How to update buildings designed with nothing to hide? Tales from the renovation architects who know Louis Kahn best
I do not like ducts, I do not like pipes. I hate them really thoroughly, but because I hate them so thoroughly, I feel that they have to be given their place. If I just hated them and took no care, I think that they would invade the building and completely destroy it.
bq. Louis I. Kahn in World Architecture, 1964
Reyner Banham quotes Kahn in The Architecture of the Well-Tempered Environment (1969), a book that marks a critic’s first attempt to grapple with the technological innards of the building, his hand forced by an architect’s insistence on giving them form.
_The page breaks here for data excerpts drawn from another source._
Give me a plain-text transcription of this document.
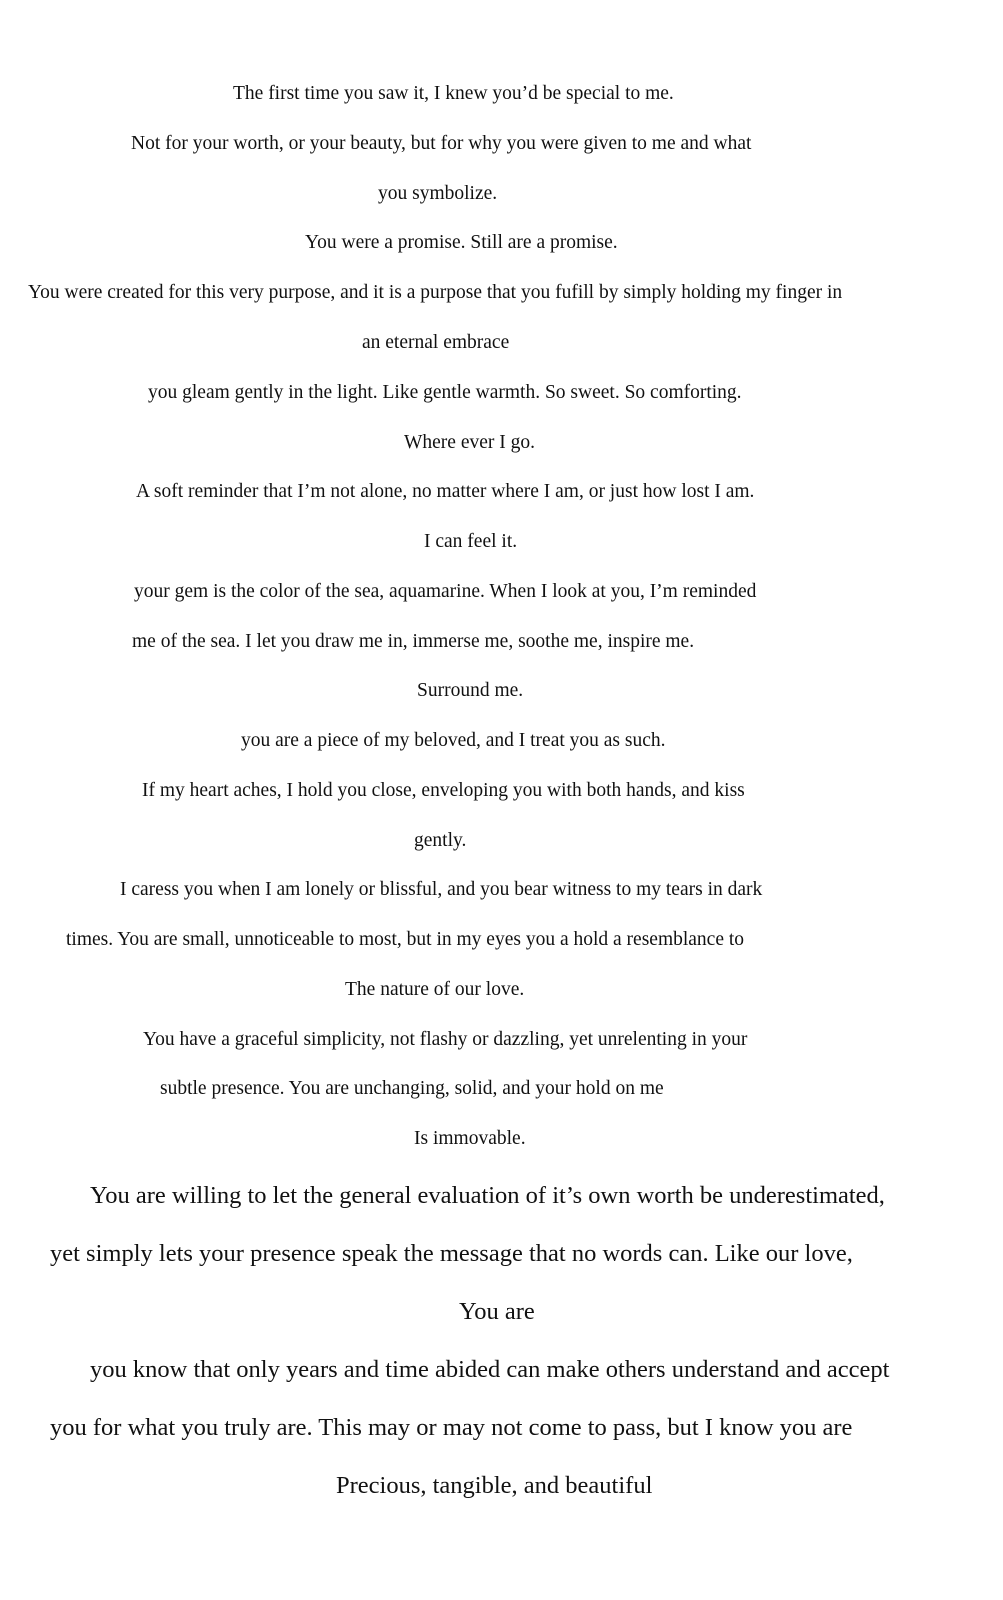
The first time you saw it, I knew you’d be special to me.
Not for your worth, or your beauty, but for why you were given to me and what
you symbolize.
You were a promise. Still are a promise.
You were created for this very purpose, and it is a purpose that you fufill by simply holding my finger in
an eternal embrace
you gleam gently in the light. Like gentle warmth. So sweet. So comforting.
Where ever I go.
A soft reminder that I’m not alone, no matter where I am, or just how lost I am.
I can feel it.
your gem is the color of the sea, aquamarine. When I look at you, I’m reminded
me of the sea. I let you draw me in, immerse me, soothe me, inspire me.
Surround me.
you are a piece of my beloved, and I treat you as such.
If my heart aches, I hold you close, enveloping you with both hands, and kiss
gently.
I caress you when I am lonely or blissful, and you bear witness to my tears in dark
times. You are small, unnoticeable to most, but in my eyes you a hold a resemblance to
The nature of our love.
You have a graceful simplicity, not flashy or dazzling, yet unrelenting in your
subtle presence. You are unchanging, solid, and your hold on me
Is immovable.
You are willing to let the general evaluation of it’s own worth be underestimated,
yet simply lets your presence speak the message that no words can. Like our love,
You are
you know that only years and time abided can make others understand and accept
you for what you truly are. This may or may not come to pass, but I know you are
Precious, tangible, and beautiful
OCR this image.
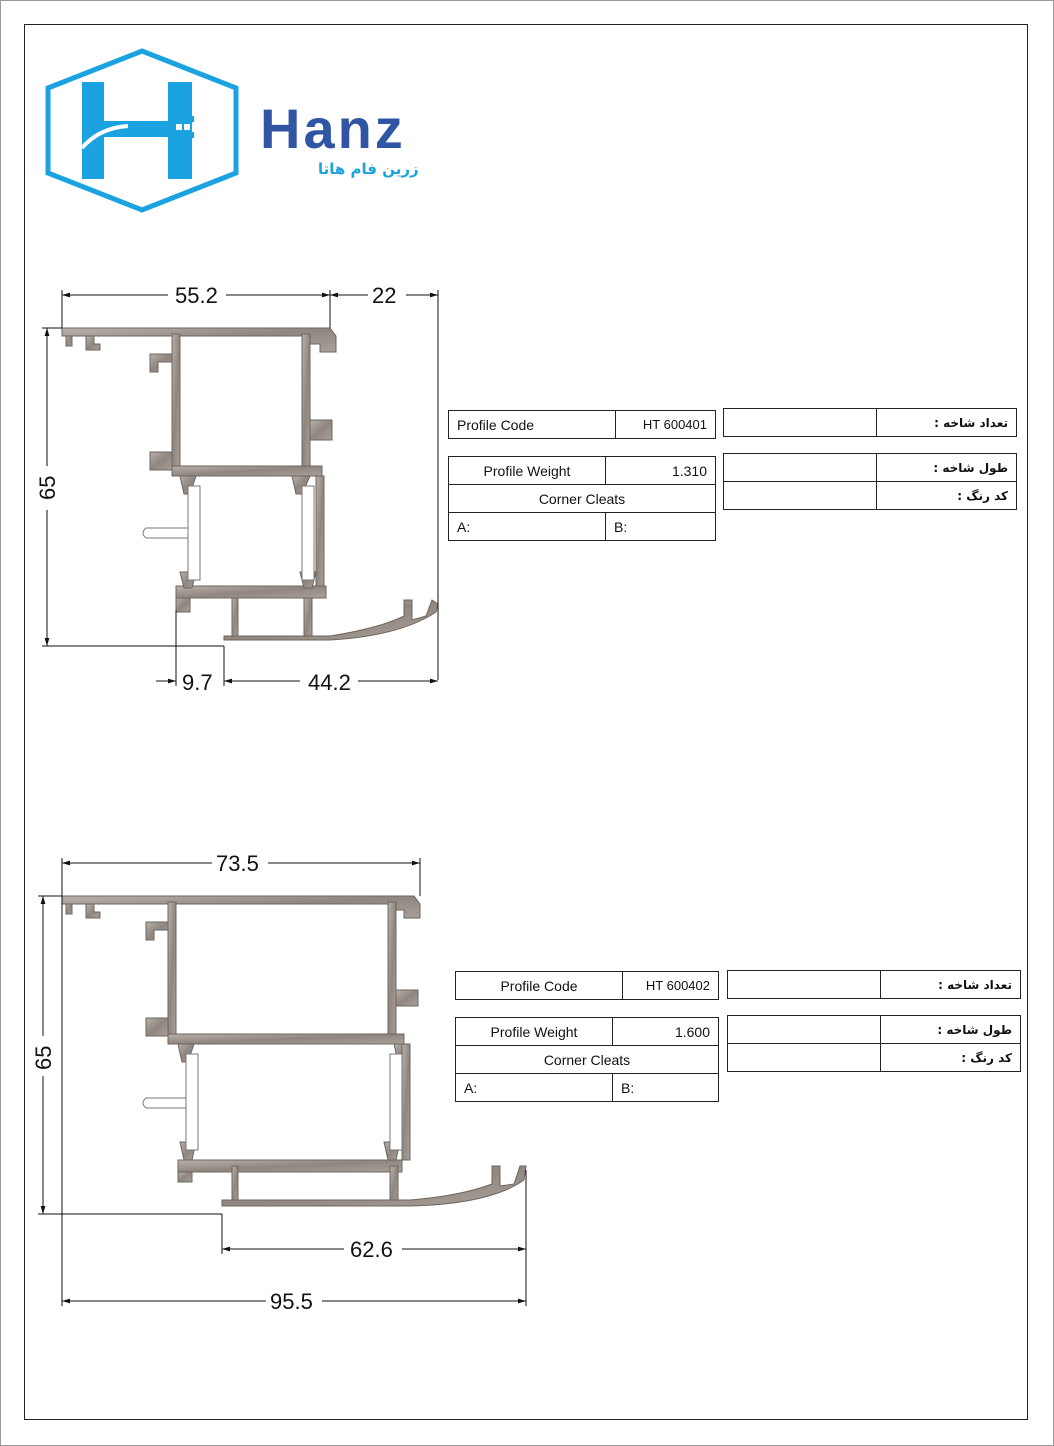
Hanz
زرین فام هاتا
55.2	22
65
9.7	44.2
73.5
65
62.6
95.5
Profile Code	HT 600401
Profile Weight	1.310
Corner Cleats	
A:	B:
	تعداد شاخه :
	طول شاخه :
	کد رنگ :
Profile Code	HT 600402
Profile Weight	1.600
Corner Cleats	
A:	B:
	تعداد شاخه :
	طول شاخه :
	کد رنگ :
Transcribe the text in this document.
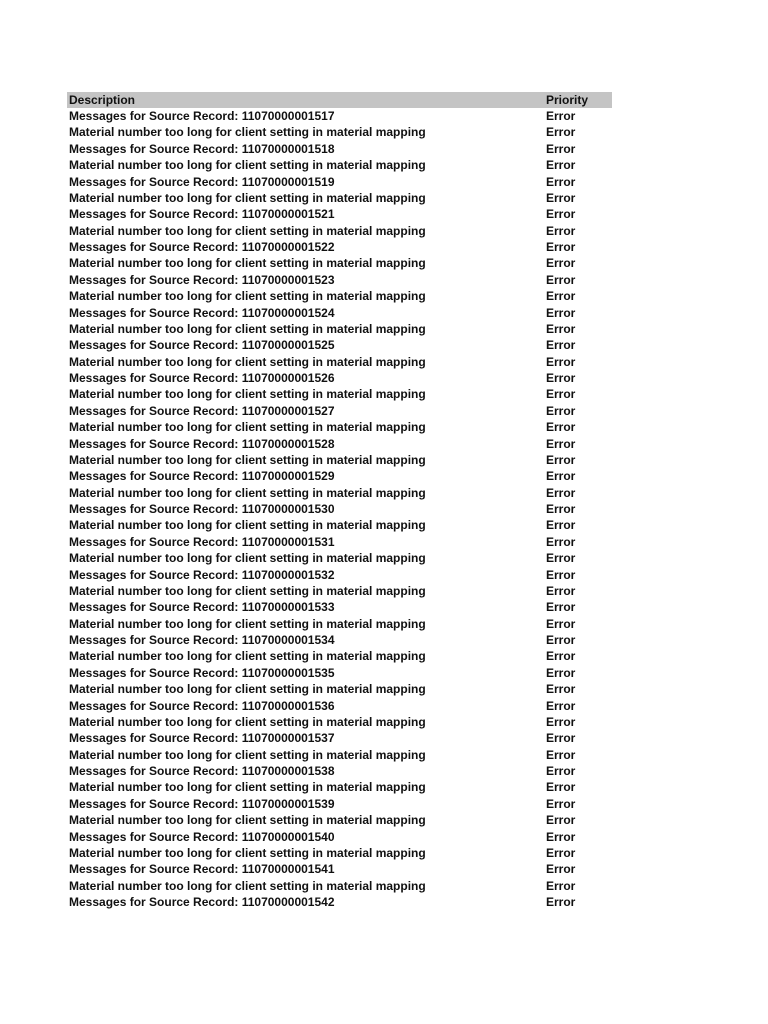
Description	Priority
Messages for Source Record: 11070000001517	Error
Material number too long for client setting in material mapping	Error
Messages for Source Record: 11070000001518	Error
Material number too long for client setting in material mapping	Error
Messages for Source Record: 11070000001519	Error
Material number too long for client setting in material mapping	Error
Messages for Source Record: 11070000001521	Error
Material number too long for client setting in material mapping	Error
Messages for Source Record: 11070000001522	Error
Material number too long for client setting in material mapping	Error
Messages for Source Record: 11070000001523	Error
Material number too long for client setting in material mapping	Error
Messages for Source Record: 11070000001524	Error
Material number too long for client setting in material mapping	Error
Messages for Source Record: 11070000001525	Error
Material number too long for client setting in material mapping	Error
Messages for Source Record: 11070000001526	Error
Material number too long for client setting in material mapping	Error
Messages for Source Record: 11070000001527	Error
Material number too long for client setting in material mapping	Error
Messages for Source Record: 11070000001528	Error
Material number too long for client setting in material mapping	Error
Messages for Source Record: 11070000001529	Error
Material number too long for client setting in material mapping	Error
Messages for Source Record: 11070000001530	Error
Material number too long for client setting in material mapping	Error
Messages for Source Record: 11070000001531	Error
Material number too long for client setting in material mapping	Error
Messages for Source Record: 11070000001532	Error
Material number too long for client setting in material mapping	Error
Messages for Source Record: 11070000001533	Error
Material number too long for client setting in material mapping	Error
Messages for Source Record: 11070000001534	Error
Material number too long for client setting in material mapping	Error
Messages for Source Record: 11070000001535	Error
Material number too long for client setting in material mapping	Error
Messages for Source Record: 11070000001536	Error
Material number too long for client setting in material mapping	Error
Messages for Source Record: 11070000001537	Error
Material number too long for client setting in material mapping	Error
Messages for Source Record: 11070000001538	Error
Material number too long for client setting in material mapping	Error
Messages for Source Record: 11070000001539	Error
Material number too long for client setting in material mapping	Error
Messages for Source Record: 11070000001540	Error
Material number too long for client setting in material mapping	Error
Messages for Source Record: 11070000001541	Error
Material number too long for client setting in material mapping	Error
Messages for Source Record: 11070000001542	Error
Banham points to Kahn’s Richards Memorial Laboratories (1961), at the University of Pennsylvania, as the project that has caused him to retrace the steps of modernism, looking for poetry in radiators, overhangs, and curtain walls. “Effectively,” he writes, “what Kahn has done is to provide the laboratories with monumental cupboards in which the services he hates can be forgotten because [they are] outside the plan of ‘the building.’”
What Kahn could not put in a cupboard—faced in brick and grouped to form a protective carapace around the windowed labs that were the primary purpose of the building—he threaded through the concrete trusses of the ceilings, correctly assuming that most would be so distracted by the structure, they wouldn’t mind the spaghetti.
Banham continues, “This solution was taken to be universal and general, and imitation was so instant that Colin St John Wilson had to enquire (Perspecta VII) “Will ‘servant spaces’ be the next form of decoration?” And lo, they were, with the Centre Pompidou’s facade of pipes and ducts as chief example.